Des centrales électriques qui captent du CO2 de l’air au lieu d’en émettre, des protéines alternatives à base de pois ou de soja pour fabriquer des aliments, des flottes de véhicules qui roulent avec des carburants à faibles émissions: les entreprises du monde entier ont inscrit le développement durable dans leurs objectifs. Toutefois, les innovations technologiques seules ne suffiront pas à rendre les entreprises durables, ce que de nombreux groupes constatent à leurs dépens. Même si un tiers des plus grandes entreprises mondiales cotées en bourse se sont engagées à atteindre l’objectif zéro émission nette entre 2030 et 2050, les conclusions du rapport du cabinet de conseil Boston Consulting Group montrent qu’elles sont sensiblement moins nombreuses, à peine 17%, sur la voie de la décarbonisation.
Une courbe abrupte
La réduction des émissions de CO2 place les entreprises face à plusieurs défis d’envergure. Elles doivent notamment engager un processus de transformation, comparable à la transition numérique, qui affectera l’ensemble de leur structure. Des pans entiers d’organisations devront changer leur façon de penser, développer des compétences multidisciplinaires et les mettre en oeuvre. Le temps imparti est court et la courbe d’apprentissage, raide. Pour atteindre leurs objectifs climatiques d’ici 2030, les entreprises doivent accélérer le rythme dès aujourd’hui en s’appuyant sur des collaborateurs formés aux enjeux du développement durable. «Au vu des objectifs fixés pour 2030, l’économie est confrontée à un défi titanesque: former près de 150 millions de personnes dans différents domaines du développement durable en moins de sept ans», explique Elizabeth Lyle, Managing Director chez Boston Consulting Group (BCG).
La création d’une task force
Quelles sont les compétences requises des dirigeants et des collaborateurs pour s’engager dans la voie du développement durable? Comment transmettre ces compétences? En partenariat avec Microsoft, BCG a analysé les stratégies d’entreprises à l’avant-garde du développement durable, notamment AT&T, HSBC, John Deere, JSW Steel, Owens Corning, Sysco et Unilever. Dans le cadre de l’étude «Put Talent at the Top of the Sustainability Agenda», ils ont mené des enquêtes et des entretiens auprès de 250 cadres supérieurs responsables du développement durable dans leur entreprise.

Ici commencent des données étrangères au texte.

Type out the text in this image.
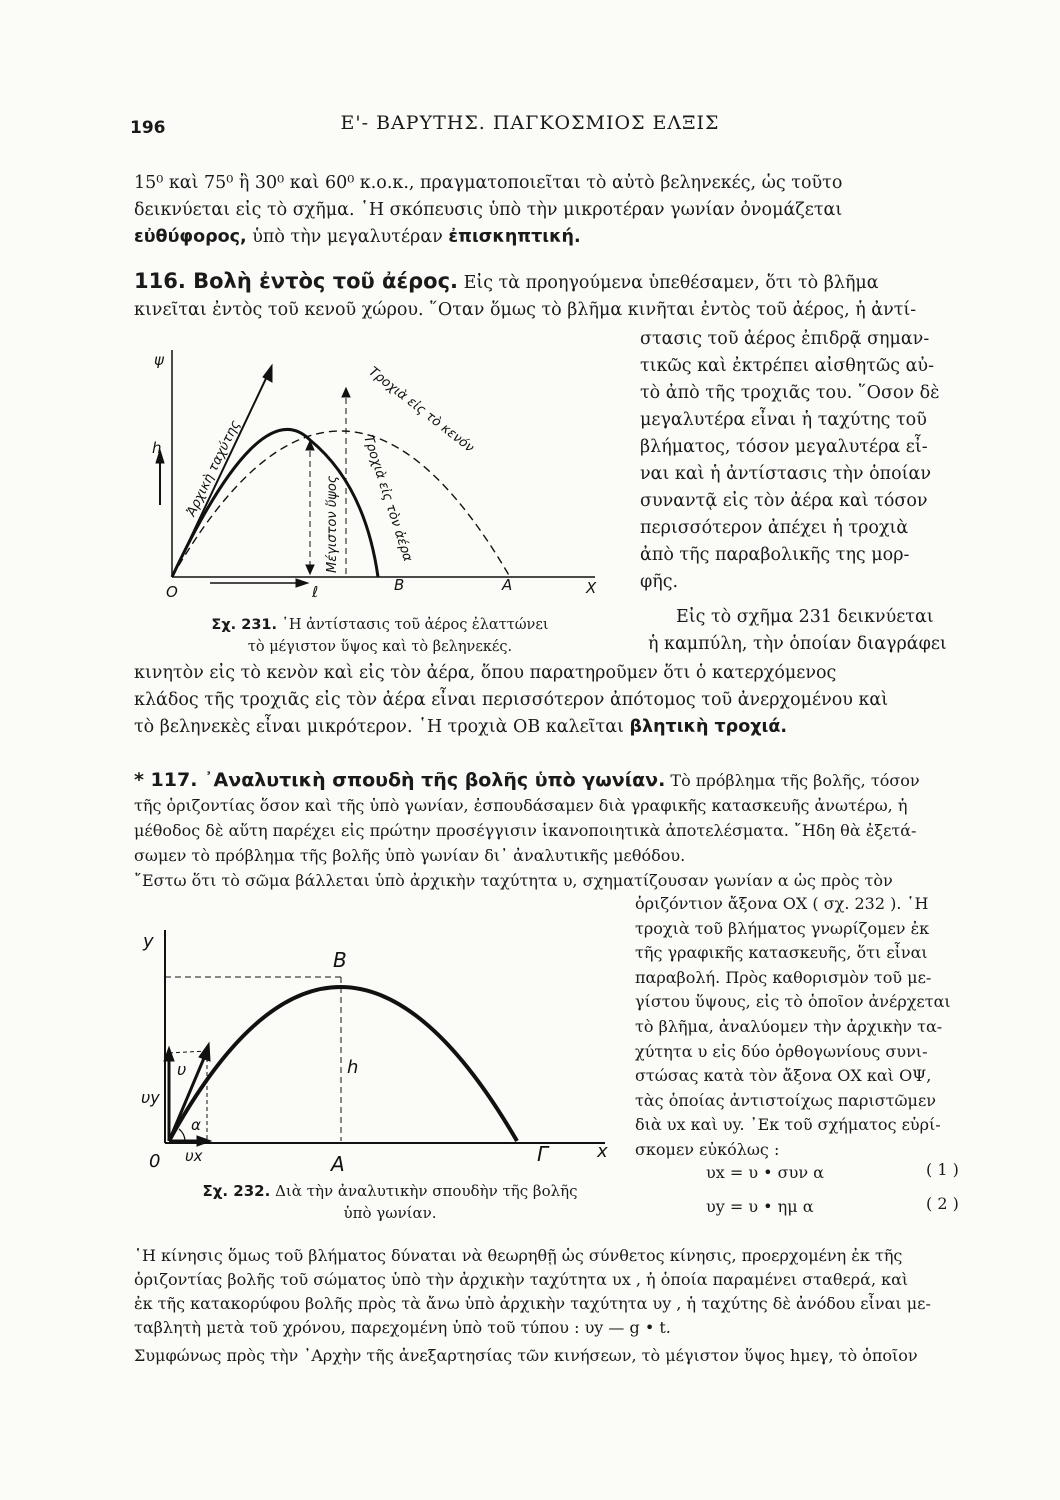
196	Ε'- ΒΑΡΥΤΗΣ. ΠΑΓΚΟΣΜΙΟΣ ΕΛΞΙΣ
15⁰ καὶ 75⁰ ἢ 30⁰ καὶ 60⁰ κ.ο.κ., πραγματοποιεῖται τὸ αὐτὸ βεληνεκές, ὡς τοῦτο
δεικνύεται εἰς τὸ σχῆμα. ῾Η σκόπευσις ὑπὸ τὴν μικροτέραν γωνίαν ὀνομάζεται
εὐθύφορος, ὑπὸ τὴν μεγαλυτέραν ἐπισκηπτική.
116. Βολὴ ἐντὸς τοῦ ἀέρος. Εἰς τὰ προηγούμενα ὑπεθέσαμεν, ὅτι τὸ βλῆμα
κινεῖται ἐντὸς τοῦ κενοῦ χώρου. ῞Οταν ὅμως τὸ βλῆμα κινῆται ἐντὸς τοῦ ἀέρος, ἡ ἀντί-
στασις τοῦ ἀέρος ἐπιδρᾷ σημαν-
τικῶς καὶ ἐκτρέπει αἰσθητῶς αὐ-
τὸ ἀπὸ τῆς τροχιᾶς του. ῞Οσον δὲ
μεγαλυτέρα εἶναι ἡ ταχύτης τοῦ
βλήματος, τόσον μεγαλυτέρα εἶ-
ναι καὶ ἡ ἀντίστασις τὴν ὁποίαν
συναντᾷ εἰς τὸν ἀέρα καὶ τόσον
περισσότερον ἀπέχει ἡ τροχιὰ
ἀπὸ τῆς παραβολικῆς της μορ-
φῆς.
Εἰς τὸ σχῆμα 231 δεικνύεται
ἡ καμπύλη, τὴν ὁποίαν διαγράφει
ψ
h
O	ℓ	B	A	X
Ἀρχικὴ ταχύτης
Τροχιὰ εἰς τὸ κενόν
Τροχιὰ εἰς τὸν ἀέρα
Μέγιστον ὕψος
Σχ. 231. ῾Η ἀντίστασις τοῦ ἀέρος ἐλαττώνει
τὸ μέγιστον ὕψος καὶ τὸ βεληνεκές.
κινητὸν εἰς τὸ κενὸν καὶ εἰς τὸν ἀέρα, ὅπου παρατηροῦμεν ὅτι ὁ κατερχόμενος
κλάδος τῆς τροχιᾶς εἰς τὸν ἀέρα εἶναι περισσότερον ἀπότομος τοῦ ἀνερχομένου καὶ
τὸ βεληνεκὲς εἶναι μικρότερον. ῾Η τροχιὰ ΟΒ καλεῖται βλητικὴ τροχιά.
* 117. ᾿Αναλυτικὴ σπουδὴ τῆς βολῆς ὑπὸ γωνίαν. Τὸ πρόβλημα τῆς βολῆς, τόσον
τῆς ὁριζοντίας ὅσον καὶ τῆς ὑπὸ γωνίαν, ἐσπουδάσαμεν διὰ γραφικῆς κατασκευῆς ἀνωτέρω, ἡ
μέθοδος δὲ αὕτη παρέχει εἰς πρώτην προσέγγισιν ἱκανοποιητικὰ ἀποτελέσματα. ῎Ηδη θὰ ἐξετά-
σωμεν τὸ πρόβλημα τῆς βολῆς ὑπὸ γωνίαν δι᾿ ἀναλυτικῆς μεθόδου.
῎Εστω ὅτι τὸ σῶμα βάλλεται ὑπὸ ἀρχικὴν ταχύτητα υ, σχηματίζουσαν γωνίαν α ὡς πρὸς τὸν
ὁριζόντιον ἄξονα ΟΧ ( σχ. 232 ). ῾Η
τροχιὰ τοῦ βλήματος γνωρίζομεν ἐκ
τῆς γραφικῆς κατασκευῆς, ὅτι εἶναι
παραβολή. Πρὸς καθορισμὸν τοῦ με-
γίστου ὕψους, εἰς τὸ ὁποῖον ἀνέρχεται
τὸ βλῆμα, ἀναλύομεν τὴν ἀρχικὴν τα-
χύτητα υ εἰς δύο ὀρθογωνίους συνι-
στώσας κατὰ τὸν ἄξονα ΟΧ καὶ ΟΨ,
τὰς ὁποίας ἀντιστοίχως παριστῶμεν
διὰ υx καὶ υy. ᾿Εκ τοῦ σχήματος εὑρί-
σκομεν εὐκόλως :
υx = υ • συν α	( 1 )
υy = υ • ημ α	( 2 )
y
B
υ	h
υy
α
0 υx	A	Γ	x
Σχ. 232. Διὰ τὴν ἀναλυτικὴν σπουδὴν τῆς βολῆς
ὑπὸ γωνίαν.
῾Η κίνησις ὅμως τοῦ βλήματος δύναται νὰ θεωρηθῇ ὡς σύνθετος κίνησις, προερχομένη ἐκ τῆς
ὁριζοντίας βολῆς τοῦ σώματος ὑπὸ τὴν ἀρχικὴν ταχύτητα υx , ἡ ὁποία παραμένει σταθερά, καὶ
ἐκ τῆς κατακορύφου βολῆς πρὸς τὰ ἄνω ὑπὸ ἀρχικὴν ταχύτητα υy , ἡ ταχύτης δὲ ἀνόδου εἶναι με-
ταβλητὴ μετὰ τοῦ χρόνου, παρεχομένη ὑπὸ τοῦ τύπου : υy — g • t.
Συμφώνως πρὸς τὴν ᾿Αρχὴν τῆς ἀνεξαρτησίας τῶν κινήσεων, τὸ μέγιστον ὕψος hμεγ, τὸ ὁποῖον
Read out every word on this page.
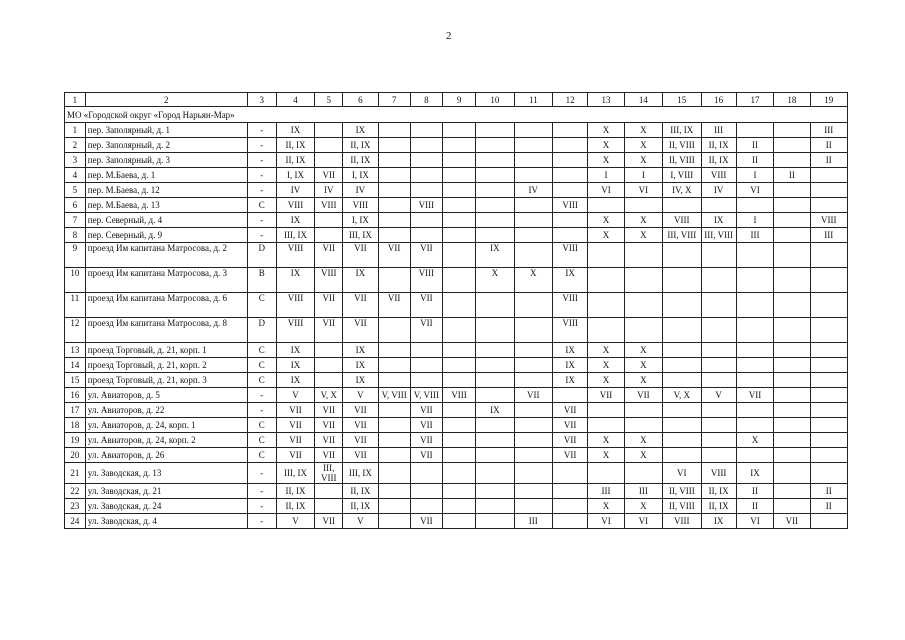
2
1	2	3	4	5	6	7	8	9	10	11	12	13	14	15	16	17	18	19
МО «Городской округ «Город Нарьян-Мар»																		
1	пер. Заполярный, д. 1	-	IX		IX							X	X	III, IX	III			III
2	пер. Заполярный, д. 2	-	II, IX		II, IX							X	X	II, VIII	II, IX	II		II
3	пер. Заполярный, д. 3	-	II, IX		II, IX							X	X	II, VIII	II, IX	II		II
4	пер. М.Баева, д. 1	-	I, IX	VII	I, IX							I	I	I, VIII	VIII	I	II	
5	пер. М.Баева, д. 12	-	IV	IV	IV					IV		VI	VI	IV, X	IV	VI		
6	пер. М.Баева, д. 13	C	VIII	VIII	VIII		VIII				VIII							
7	пер. Северный, д. 4	-	IX		I, IX							X	X	VIII	IX	I		VIII
8	пер. Северный, д. 9	-	III, IX		III, IX							X	X	III, VIII	III, VIII	III		III
9	проезд Им капитана Матросова, д. 2	D	VIII	VII	VII	VII	VII		IX		VIII							
10	проезд Им капитана Матросова, д. 3	B	IX	VIII	IX		VIII		X	X	IX							
11	проезд Им капитана Матросова, д. 6	C	VIII	VII	VII	VII	VII				VIII							
12	проезд Им капитана Матросова, д. 8	D	VIII	VII	VII		VII				VIII							
13	проезд Торговый, д. 21, корп. 1	C	IX		IX						IX	X	X					
14	проезд Торговый, д. 21, корп. 2	C	IX		IX						IX	X	X					
15	проезд Торговый, д. 21, корп. 3	C	IX		IX						IX	X	X					
16	ул. Авиаторов, д. 5	-	V	V, X	V	V, VIII	V, VIII	VIII		VII		VII	VII	V, X	V	VII		
17	ул. Авиаторов, д. 22	-	VII	VII	VII		VII		IX		VII							
18	ул. Авиаторов, д. 24, корп. 1	C	VII	VII	VII		VII				VII							
19	ул. Авиаторов, д. 24, корп. 2	C	VII	VII	VII		VII				VII	X	X			X		
20	ул. Авиаторов, д. 26	C	VII	VII	VII		VII				VII	X	X					
21	ул. Заводская, д. 13	-	III, IX	III, VIII	III, IX									VI	VIII	IX		
22	ул. Заводская, д. 21	-	II, IX		II, IX							III	III	II, VIII	II, IX	II		II
23	ул. Заводская, д. 24	-	II, IX		II, IX							X	X	II, VIII	II, IX	II		II
24	ул. Заводская, д. 4	-	V	VII	V		VII			III		VI	VI	VIII	IX	VI	VII	
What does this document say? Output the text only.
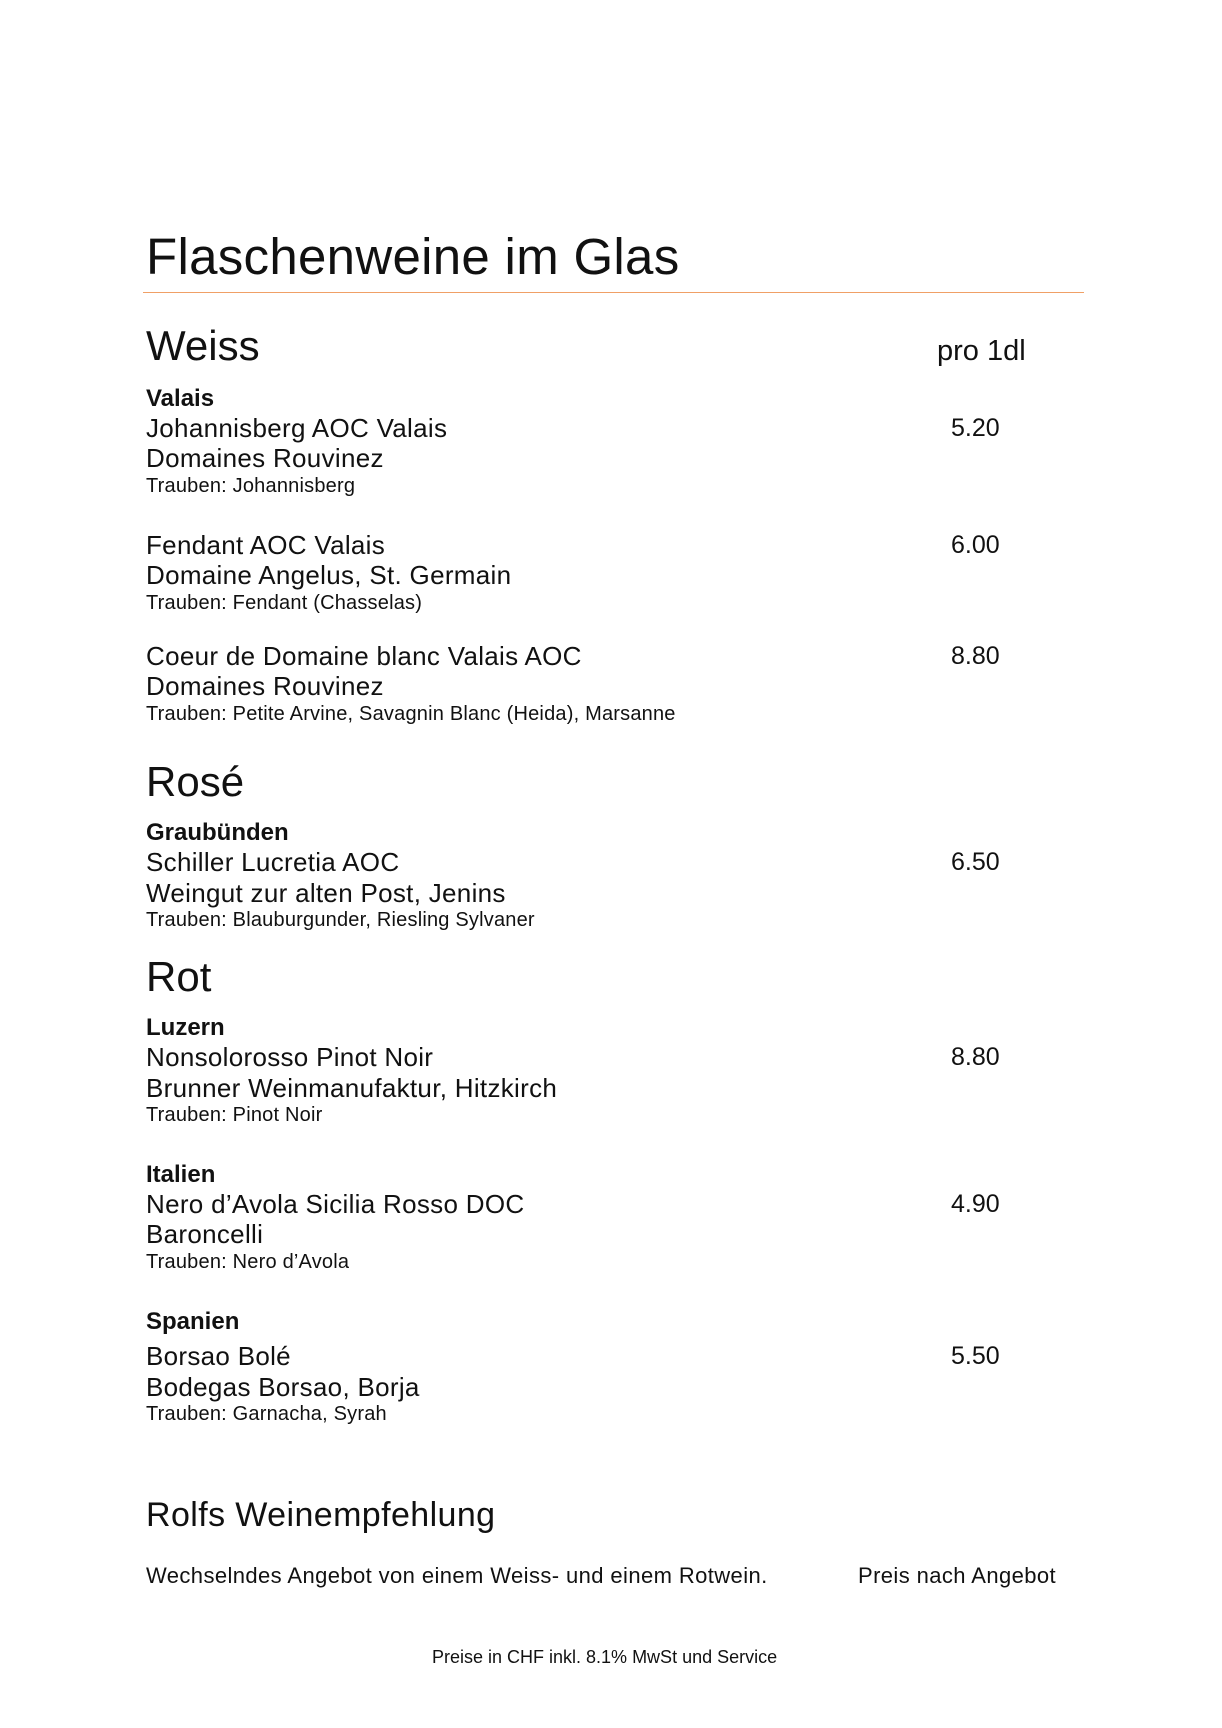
Flaschenweine im Glas
Weiss	pro 1dl
Valais
Johannisberg AOC Valais	5.20
Domaines Rouvinez
Trauben: Johannisberg
Fendant AOC Valais	6.00
Domaine Angelus, St. Germain
Trauben: Fendant (Chasselas)
Coeur de Domaine blanc Valais AOC	8.80
Domaines Rouvinez
Trauben: Petite Arvine, Savagnin Blanc (Heida), Marsanne
Rosé
Graubünden
Schiller Lucretia AOC	6.50
Weingut zur alten Post, Jenins
Trauben: Blauburgunder, Riesling Sylvaner
Rot
Luzern
Nonsolorosso Pinot Noir	8.80
Brunner Weinmanufaktur, Hitzkirch
Trauben: Pinot Noir
Italien
Nero d’Avola Sicilia Rosso DOC	4.90
Baroncelli
Trauben: Nero d’Avola
Spanien
Borsao Bolé	5.50
Bodegas Borsao, Borja
Trauben: Garnacha, Syrah
Rolfs Weinempfehlung
Wechselndes Angebot von einem Weiss- und einem Rotwein.	Preis nach Angebot
Preise in CHF inkl. 8.1% MwSt und Service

Mobilisation, intégration, accélération: idéalement, la transition vers le développement durable obéit à ce schéma. La phase de mobilisation vise à constituer une sorte de task force, une équipe réduite d’experts multidisciplinaires qui conçoivent et mettent en oeuvre la stratégie de l’entreprise. La réussite de cette équipe dépend d’un bon mix de compétences. Les précurseurs en matière de développement durable, comme Microsoft, ont misé sur des connaissances approfondies en fonction, transformation et numérisation, plutôt qu’en développement durable. En effet, pour réduire efficacement les émissions, les entreprises doivent réinventer leurs modèles et processus commerciaux en profondeur, en s’éloignant de leurs méthodes révolues de création et d’enregistrement de la valeur. Or, ce changement de paradigme s’appuie sur une connaissance approfondie des processus. En conséquence, dans les entreprises interrogées, 68% des responsables du développement durable sont issus de leur propre entreprise; 60% ne disposent d’aucune expertise spécifique en matière de développement durable et acquièrent ces compétences sur le tas; 93% jugent cette approche particulièrement efficace; et seuls 26% se soumettent à un programme de certification externe.